Databases can be enriched by encoding various elements. Usually, the database starts off with just words and phones, but by using enrichment options a diverse range of options will become available to the user. Here are some of the options:

Encode non-speech elements this allows the user to specify for a given database what should not count as speech
Encode utterances After encoding non-speech elements, we can use them to define utterances (segments of speech separated by a .15-.5 second pause)

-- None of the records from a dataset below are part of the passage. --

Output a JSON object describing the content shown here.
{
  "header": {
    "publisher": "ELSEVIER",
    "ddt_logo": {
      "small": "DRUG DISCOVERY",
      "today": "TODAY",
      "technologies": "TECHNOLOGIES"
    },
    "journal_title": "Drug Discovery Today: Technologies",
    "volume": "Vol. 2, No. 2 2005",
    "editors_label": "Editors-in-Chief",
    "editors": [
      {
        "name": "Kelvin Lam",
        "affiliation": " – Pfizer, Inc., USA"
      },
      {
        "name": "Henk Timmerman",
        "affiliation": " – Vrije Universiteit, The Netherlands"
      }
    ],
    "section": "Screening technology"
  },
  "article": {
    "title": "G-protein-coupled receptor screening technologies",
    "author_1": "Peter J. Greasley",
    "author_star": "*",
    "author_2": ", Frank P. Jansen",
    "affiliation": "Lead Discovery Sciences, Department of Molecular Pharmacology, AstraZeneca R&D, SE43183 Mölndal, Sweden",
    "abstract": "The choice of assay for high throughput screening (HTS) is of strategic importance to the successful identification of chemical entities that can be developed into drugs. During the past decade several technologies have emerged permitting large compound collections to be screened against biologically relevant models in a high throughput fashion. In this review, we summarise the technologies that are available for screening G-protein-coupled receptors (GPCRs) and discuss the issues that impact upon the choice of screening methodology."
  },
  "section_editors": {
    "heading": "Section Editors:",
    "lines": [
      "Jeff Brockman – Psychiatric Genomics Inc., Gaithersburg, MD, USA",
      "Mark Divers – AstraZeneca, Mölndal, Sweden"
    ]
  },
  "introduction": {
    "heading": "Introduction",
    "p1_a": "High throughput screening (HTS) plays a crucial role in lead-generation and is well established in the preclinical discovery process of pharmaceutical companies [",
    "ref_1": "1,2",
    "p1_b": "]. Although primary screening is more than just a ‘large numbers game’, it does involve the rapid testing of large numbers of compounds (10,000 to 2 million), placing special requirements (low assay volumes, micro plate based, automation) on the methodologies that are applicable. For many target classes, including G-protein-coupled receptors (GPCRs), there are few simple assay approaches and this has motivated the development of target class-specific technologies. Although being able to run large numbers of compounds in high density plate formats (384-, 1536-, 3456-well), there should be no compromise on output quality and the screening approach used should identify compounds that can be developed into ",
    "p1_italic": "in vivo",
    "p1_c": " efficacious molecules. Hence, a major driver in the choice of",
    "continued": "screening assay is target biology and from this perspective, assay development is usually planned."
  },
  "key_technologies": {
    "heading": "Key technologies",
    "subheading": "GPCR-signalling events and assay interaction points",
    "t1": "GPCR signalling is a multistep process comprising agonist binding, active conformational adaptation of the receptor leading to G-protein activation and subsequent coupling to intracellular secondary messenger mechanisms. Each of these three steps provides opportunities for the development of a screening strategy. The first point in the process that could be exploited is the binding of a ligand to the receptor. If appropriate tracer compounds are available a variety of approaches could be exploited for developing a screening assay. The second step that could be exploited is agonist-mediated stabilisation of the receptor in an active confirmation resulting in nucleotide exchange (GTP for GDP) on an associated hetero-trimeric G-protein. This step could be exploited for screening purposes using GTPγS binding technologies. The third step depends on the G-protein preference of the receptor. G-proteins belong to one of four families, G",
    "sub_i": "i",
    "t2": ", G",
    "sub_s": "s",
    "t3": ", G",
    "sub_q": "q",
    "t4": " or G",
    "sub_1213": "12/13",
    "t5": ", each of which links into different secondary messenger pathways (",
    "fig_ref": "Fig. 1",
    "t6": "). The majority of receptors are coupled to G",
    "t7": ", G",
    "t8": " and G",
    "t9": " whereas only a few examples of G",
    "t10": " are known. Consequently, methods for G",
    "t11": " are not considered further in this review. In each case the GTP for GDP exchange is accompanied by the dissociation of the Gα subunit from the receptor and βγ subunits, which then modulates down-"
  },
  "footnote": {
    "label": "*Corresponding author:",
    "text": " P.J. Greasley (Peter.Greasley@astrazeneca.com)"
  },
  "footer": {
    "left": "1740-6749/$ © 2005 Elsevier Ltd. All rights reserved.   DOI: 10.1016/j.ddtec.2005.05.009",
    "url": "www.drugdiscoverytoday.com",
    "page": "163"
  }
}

Encode syllabic segments This allows the user to specify which segments in the corpus are counted as syllabic
Encode syllables if the user has encoded syllabic segments, syllables can now be encoded using maximum attested onset
Encode hierarchical properties These allow the user to encode such properties as number of syllables in each utterance, or rate of syllables per second
Enrich lexicon This allows the user to assign certain properties to specific words using a CSV file. For example the user might want to encode word frequency. This can be done by having words in one column and corresponding frequencies in the other column of a column-delimited text file.

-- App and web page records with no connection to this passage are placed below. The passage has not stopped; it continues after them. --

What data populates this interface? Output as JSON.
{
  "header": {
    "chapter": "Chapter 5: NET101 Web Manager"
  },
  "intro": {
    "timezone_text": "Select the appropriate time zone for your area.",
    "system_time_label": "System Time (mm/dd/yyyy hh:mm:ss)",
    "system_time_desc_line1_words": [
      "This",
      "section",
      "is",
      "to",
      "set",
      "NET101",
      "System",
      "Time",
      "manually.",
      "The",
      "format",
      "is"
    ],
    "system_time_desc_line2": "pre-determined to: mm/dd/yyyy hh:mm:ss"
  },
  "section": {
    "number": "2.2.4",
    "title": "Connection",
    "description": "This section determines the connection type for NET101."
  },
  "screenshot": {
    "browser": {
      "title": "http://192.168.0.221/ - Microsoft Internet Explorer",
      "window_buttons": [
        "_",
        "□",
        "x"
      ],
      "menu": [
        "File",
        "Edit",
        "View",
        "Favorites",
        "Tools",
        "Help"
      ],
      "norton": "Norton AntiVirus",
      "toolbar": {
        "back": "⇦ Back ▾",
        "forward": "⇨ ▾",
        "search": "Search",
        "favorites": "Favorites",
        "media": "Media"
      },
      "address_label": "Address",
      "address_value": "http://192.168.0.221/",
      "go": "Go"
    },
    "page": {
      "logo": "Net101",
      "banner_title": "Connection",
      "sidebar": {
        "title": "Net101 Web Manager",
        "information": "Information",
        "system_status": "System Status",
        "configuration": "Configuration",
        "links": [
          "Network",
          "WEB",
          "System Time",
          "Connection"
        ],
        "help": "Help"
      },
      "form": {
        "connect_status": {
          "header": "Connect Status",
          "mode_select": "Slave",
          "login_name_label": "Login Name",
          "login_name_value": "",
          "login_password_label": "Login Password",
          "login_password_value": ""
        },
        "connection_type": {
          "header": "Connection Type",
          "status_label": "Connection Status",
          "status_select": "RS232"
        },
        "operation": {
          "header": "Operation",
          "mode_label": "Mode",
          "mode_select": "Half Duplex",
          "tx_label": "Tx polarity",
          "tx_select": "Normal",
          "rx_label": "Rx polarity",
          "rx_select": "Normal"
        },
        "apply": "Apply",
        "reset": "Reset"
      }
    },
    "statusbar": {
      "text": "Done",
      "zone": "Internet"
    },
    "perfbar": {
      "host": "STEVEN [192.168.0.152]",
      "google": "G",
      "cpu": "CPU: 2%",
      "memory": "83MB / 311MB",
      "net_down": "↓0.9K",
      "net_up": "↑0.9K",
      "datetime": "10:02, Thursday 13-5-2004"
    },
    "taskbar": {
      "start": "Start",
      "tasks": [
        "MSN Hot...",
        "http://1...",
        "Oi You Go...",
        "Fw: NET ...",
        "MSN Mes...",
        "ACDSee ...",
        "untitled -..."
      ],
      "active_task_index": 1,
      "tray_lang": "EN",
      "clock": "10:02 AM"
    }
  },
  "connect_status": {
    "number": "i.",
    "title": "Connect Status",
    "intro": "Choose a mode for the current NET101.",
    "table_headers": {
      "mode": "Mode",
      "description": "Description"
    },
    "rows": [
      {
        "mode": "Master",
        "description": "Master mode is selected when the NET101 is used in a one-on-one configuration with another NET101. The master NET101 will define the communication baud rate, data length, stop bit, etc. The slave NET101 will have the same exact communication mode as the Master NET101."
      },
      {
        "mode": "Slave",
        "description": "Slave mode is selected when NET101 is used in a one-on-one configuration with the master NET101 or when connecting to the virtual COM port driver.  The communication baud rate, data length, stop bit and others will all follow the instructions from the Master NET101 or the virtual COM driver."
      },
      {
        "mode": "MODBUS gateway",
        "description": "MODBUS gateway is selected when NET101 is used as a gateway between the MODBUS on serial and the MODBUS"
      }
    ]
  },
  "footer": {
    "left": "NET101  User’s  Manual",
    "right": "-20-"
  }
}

Enrich phonological inventory Similarly to lexical enrichment, this allows the user to add certain helpful features to phonological properties – for example, adding ‘fricative’ to ‘manner_of_articulation’ for some phones
Enrich speakers Like phonological and lexial enrichment, this allows the user to add speaker metadata from a CSV such as sex and age.
Encode subsets Similarly to how syllabic phones were encoded into subsets, the user can encode other phones in the corpus into subsets as well
Encode relativized measures This permits the user to encode the following statistics
- Phone
  
  Mean duration
  
  Median duration
  
  Standard deviation of duration
- Word
  
  Mean duration
  
  Median duration
  
  Standard deviation of duration
  
  Baseline duration - this is the sum of the mean durations of the constituent phones
- Syllable
  
  Mean duration
  
  Median duration
  
  Standard deviation of duration
- Speaker
  
  Average speech rate
Encode stress/tone Certain corpus alphabets will come with stress or tone information embedded in vowel characters. For example, in some CMUdict corpora primary stress on the vowel “AA” is represented by “AA1”. This enrichment function allows the user to specify a regular expression to split this information off of the vowel and encode it onto the syllable. The default expressions are for LibriSpeech (stress) and GlobalPhone (tone)
Analyze acousticcs This will encode pitch and formants into the corpus. This is necessary to view the waveforms and spectrogram.